Obioma described the narrative style as balancing between “Nabokovian precision” and “Faulknerian exuberance”.

Jasanoff said Great Circle was “as absorbing in the manner of the great realist novels of the 19th century, but it also speaks to ever-present questions about freedom and constraints, particularly in women’s lives, as some of my fellow judges remarked upon”.

“And we felt that it was kind of a ‘tour de force’ of scene creation and prose style which earned it its place on this shortlist,” she added.

(The Booker Prize)

During a live Q&A on YouTube, in which members of the public could pose their questions about the shortlist to the judging panel, Jasanoff explained that the books are reread at every stage of the shortlist process, so the winning novel will have been read three times by the whole judging panel before being crowned.

She added: “I think that this kind of replicates the process of whether or not a book stands the test of time as we’re reading it at these different timescales and we’re reading it over and over.”

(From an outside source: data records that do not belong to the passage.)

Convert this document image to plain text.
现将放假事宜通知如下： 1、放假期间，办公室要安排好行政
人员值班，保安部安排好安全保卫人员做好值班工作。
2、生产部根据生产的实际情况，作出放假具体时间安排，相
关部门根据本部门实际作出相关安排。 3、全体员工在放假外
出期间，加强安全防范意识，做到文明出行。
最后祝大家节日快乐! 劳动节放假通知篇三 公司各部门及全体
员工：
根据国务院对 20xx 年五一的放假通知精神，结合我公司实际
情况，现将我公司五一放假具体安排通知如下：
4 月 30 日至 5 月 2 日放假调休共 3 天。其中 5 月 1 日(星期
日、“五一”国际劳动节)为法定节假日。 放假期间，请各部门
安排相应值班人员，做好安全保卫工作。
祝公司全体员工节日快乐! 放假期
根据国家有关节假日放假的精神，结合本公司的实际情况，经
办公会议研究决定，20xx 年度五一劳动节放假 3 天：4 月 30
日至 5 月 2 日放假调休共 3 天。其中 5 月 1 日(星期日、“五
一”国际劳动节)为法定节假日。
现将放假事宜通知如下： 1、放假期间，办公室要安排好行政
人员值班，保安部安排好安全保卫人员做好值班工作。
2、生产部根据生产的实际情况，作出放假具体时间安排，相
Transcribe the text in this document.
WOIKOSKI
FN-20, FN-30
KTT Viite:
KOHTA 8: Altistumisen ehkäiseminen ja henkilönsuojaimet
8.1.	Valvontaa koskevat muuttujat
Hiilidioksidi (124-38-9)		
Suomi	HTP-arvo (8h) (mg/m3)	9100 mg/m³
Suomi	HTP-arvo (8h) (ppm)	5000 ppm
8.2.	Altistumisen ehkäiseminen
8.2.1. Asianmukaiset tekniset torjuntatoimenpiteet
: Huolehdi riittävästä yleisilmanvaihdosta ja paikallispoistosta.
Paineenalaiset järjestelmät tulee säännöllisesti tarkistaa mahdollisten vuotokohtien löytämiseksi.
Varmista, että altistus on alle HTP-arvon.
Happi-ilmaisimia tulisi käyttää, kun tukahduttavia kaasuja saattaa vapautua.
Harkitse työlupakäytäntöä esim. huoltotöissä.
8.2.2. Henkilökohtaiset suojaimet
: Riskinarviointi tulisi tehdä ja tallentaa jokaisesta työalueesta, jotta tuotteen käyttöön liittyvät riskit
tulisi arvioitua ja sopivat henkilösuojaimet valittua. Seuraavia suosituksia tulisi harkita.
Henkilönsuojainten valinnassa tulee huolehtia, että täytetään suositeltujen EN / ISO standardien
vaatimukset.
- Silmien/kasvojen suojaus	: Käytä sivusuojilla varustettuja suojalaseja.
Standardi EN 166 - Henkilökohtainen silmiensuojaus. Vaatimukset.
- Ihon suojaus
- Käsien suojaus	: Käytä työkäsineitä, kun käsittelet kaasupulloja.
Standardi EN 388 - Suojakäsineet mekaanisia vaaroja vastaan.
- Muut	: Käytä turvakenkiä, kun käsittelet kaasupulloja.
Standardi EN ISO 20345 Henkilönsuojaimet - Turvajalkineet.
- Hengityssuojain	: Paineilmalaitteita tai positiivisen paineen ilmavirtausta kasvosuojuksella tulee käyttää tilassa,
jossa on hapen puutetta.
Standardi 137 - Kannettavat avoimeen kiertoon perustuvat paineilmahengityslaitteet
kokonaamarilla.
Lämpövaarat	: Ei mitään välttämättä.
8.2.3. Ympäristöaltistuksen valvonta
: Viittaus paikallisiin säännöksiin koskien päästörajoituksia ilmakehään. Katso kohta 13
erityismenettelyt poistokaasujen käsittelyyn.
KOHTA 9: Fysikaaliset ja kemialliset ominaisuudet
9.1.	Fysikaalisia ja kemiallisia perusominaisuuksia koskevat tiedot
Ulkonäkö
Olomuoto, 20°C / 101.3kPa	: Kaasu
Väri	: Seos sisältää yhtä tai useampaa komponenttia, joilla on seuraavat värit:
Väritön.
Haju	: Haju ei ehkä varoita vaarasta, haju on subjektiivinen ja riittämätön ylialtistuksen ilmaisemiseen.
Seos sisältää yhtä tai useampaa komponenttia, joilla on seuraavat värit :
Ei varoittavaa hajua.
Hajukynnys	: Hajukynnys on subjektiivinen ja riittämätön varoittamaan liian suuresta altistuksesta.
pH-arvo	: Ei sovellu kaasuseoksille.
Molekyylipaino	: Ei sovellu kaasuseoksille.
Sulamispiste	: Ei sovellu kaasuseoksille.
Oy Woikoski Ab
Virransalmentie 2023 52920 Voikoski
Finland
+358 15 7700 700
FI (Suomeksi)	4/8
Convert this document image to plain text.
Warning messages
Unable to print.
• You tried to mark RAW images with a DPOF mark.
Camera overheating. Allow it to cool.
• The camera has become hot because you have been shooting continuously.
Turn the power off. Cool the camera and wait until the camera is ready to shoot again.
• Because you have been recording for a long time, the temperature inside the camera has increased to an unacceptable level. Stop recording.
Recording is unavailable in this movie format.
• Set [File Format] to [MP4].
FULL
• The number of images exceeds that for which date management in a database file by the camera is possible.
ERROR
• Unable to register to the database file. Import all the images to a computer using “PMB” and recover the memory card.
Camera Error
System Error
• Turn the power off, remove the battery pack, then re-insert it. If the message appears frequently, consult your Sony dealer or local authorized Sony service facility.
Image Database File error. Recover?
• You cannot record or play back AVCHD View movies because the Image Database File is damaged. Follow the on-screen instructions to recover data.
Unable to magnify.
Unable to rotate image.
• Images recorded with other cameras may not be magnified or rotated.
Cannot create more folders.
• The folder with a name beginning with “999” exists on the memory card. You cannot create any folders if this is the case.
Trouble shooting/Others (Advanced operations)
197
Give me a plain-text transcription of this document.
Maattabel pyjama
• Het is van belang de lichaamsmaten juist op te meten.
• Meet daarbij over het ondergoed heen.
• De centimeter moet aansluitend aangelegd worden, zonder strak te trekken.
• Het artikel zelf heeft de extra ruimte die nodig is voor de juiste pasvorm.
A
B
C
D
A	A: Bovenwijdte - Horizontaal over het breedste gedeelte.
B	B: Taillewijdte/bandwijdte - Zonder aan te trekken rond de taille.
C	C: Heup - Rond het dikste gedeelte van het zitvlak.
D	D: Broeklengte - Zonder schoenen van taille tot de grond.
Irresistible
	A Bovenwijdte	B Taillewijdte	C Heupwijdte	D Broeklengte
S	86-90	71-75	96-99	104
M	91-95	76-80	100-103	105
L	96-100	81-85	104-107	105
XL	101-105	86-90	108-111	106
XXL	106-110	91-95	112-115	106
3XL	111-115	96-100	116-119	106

When asked what the motivation was for choosing the longlisted and shortlisted books, fellow judge, Horatia Harrod, added: “Each book we tried to consider on its own merits.

(The Booker Prize)

“So every time we opened a book we had this sense that this could be the winner, and that we would take it on its own terms, and then thoroughly kind of analyse whether we think it hit the notes that it was trying to hit.

“So I guess the truth is, we try to take an open-minded approach.”

The winner will be announced on November 3 and will be broadcast live on BBC Radio 4’s Front Row, BBC iPlayer and the BBC News Channel.

The winner of the 2021 Booker Prize receives £50,000.